If you were arrested for driving while intoxicated, the officer should have given you the DIC-25 form. This is your temporary license to drive (without restrictions) for the period before DPS suspends your license. DPS will suspend your license for 6 months if you refuse to provide the breath test. Your license will be suspended for 90 days if you fail the breath test. You have 15 days from the date of your arrest to request an ALR hearing on your license suspension. If you do not request an ALR hearing, your driver’s license will be suspended 41 days from the date of your arrest. An ALR hearing also provides your attorney with another opportunity to cross-examine the arresting officer before your criminal trial.

Also, you will have to pay an annual surcharge for three years. The minimum amount of the surcharge is $1,000.00 per year and may be higher depending on whether or not you have any prior offenses.

  1. What are no-refusal weekends? 

Many Texas counties are beginning no-refusal weekends.

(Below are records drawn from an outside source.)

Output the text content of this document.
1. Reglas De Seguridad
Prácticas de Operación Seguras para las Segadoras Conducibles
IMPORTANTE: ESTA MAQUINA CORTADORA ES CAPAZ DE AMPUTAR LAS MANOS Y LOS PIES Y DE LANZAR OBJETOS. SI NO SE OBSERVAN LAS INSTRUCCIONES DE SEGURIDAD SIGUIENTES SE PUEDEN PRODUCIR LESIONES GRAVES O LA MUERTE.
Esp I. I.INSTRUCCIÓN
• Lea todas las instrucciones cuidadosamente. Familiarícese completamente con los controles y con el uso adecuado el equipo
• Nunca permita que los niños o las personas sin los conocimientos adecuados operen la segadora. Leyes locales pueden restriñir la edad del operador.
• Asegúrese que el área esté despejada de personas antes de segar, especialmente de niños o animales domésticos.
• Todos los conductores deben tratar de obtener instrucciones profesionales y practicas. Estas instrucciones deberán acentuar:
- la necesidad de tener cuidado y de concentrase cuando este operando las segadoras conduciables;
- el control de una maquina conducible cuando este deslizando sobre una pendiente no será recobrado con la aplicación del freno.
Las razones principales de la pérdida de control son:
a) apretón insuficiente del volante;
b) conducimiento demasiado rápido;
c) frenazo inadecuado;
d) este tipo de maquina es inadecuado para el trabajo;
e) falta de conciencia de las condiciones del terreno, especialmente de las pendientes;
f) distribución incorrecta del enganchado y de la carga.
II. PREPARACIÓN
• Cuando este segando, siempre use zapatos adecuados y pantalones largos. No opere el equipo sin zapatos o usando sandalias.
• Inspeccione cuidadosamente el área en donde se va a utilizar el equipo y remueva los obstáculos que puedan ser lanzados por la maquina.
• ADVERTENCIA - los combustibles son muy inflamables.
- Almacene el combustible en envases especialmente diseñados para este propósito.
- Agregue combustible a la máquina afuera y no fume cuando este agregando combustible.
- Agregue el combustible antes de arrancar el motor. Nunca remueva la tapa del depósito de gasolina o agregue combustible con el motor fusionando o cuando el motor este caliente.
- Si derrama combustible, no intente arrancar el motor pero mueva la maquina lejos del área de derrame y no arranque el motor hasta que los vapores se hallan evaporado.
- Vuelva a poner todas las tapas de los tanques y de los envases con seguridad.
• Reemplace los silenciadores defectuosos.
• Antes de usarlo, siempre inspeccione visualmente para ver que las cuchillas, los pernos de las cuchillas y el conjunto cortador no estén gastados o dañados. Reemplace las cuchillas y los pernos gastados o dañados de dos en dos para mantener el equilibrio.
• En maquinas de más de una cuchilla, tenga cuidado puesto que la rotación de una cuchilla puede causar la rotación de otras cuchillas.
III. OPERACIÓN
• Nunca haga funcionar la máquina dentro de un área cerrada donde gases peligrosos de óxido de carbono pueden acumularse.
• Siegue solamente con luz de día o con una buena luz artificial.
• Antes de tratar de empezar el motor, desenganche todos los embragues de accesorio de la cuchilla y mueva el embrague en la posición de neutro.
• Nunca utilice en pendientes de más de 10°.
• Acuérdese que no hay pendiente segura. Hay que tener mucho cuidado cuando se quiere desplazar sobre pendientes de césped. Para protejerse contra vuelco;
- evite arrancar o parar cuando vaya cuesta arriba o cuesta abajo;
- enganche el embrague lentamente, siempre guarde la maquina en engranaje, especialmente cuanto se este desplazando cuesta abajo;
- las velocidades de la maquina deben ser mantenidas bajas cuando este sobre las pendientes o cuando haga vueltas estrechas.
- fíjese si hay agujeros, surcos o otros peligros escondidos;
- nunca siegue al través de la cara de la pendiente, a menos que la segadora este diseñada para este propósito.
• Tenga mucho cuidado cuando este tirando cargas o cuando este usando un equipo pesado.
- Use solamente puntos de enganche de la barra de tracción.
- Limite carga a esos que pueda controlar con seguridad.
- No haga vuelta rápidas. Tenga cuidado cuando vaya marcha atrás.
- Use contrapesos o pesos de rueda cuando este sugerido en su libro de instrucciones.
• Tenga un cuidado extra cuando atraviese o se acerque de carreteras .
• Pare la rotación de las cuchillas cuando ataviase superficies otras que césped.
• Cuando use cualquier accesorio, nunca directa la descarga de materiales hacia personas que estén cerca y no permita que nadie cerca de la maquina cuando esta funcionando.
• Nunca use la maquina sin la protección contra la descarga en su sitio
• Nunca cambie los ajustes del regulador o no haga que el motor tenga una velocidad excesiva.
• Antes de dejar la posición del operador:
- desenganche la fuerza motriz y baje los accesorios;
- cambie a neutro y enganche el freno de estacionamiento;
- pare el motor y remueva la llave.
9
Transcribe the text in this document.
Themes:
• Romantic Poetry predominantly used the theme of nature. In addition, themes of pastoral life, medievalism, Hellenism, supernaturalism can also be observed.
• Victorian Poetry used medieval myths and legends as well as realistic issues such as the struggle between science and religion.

This does not mean that you still cannot refuse to blow but instead means that a prosecutor and judge will be standing by to sign a warrant authorizing the police to take a blood sample to test your blood alcohol level and/or whether other drugs are in your system.

  1. Is it true your driver’s license can be suspended if you are arrested for possession of marijuana or some other drug charges?

Your driver’s license can be suspended for six months if you are convicted of any violation of the Texas Controlled Substances Act, including possession of marijuana or any other controlled substance. If you are under the age of 21, your license will be suspended for up to one year.

You should also be aware that drug convictions may also affect your ability to right to obtain student loans, public welfare benefits, public housing, and other benefits.

  1. What is an occupational driver’s license? 

An occupational driver’s license allows you to drive up to four hours a day, or with a judge’s permission, up to twelve hours per day. If you were convicted of driving while intoxicated, the court may order you to have an ignition interlock device installed before it approves an occupational license.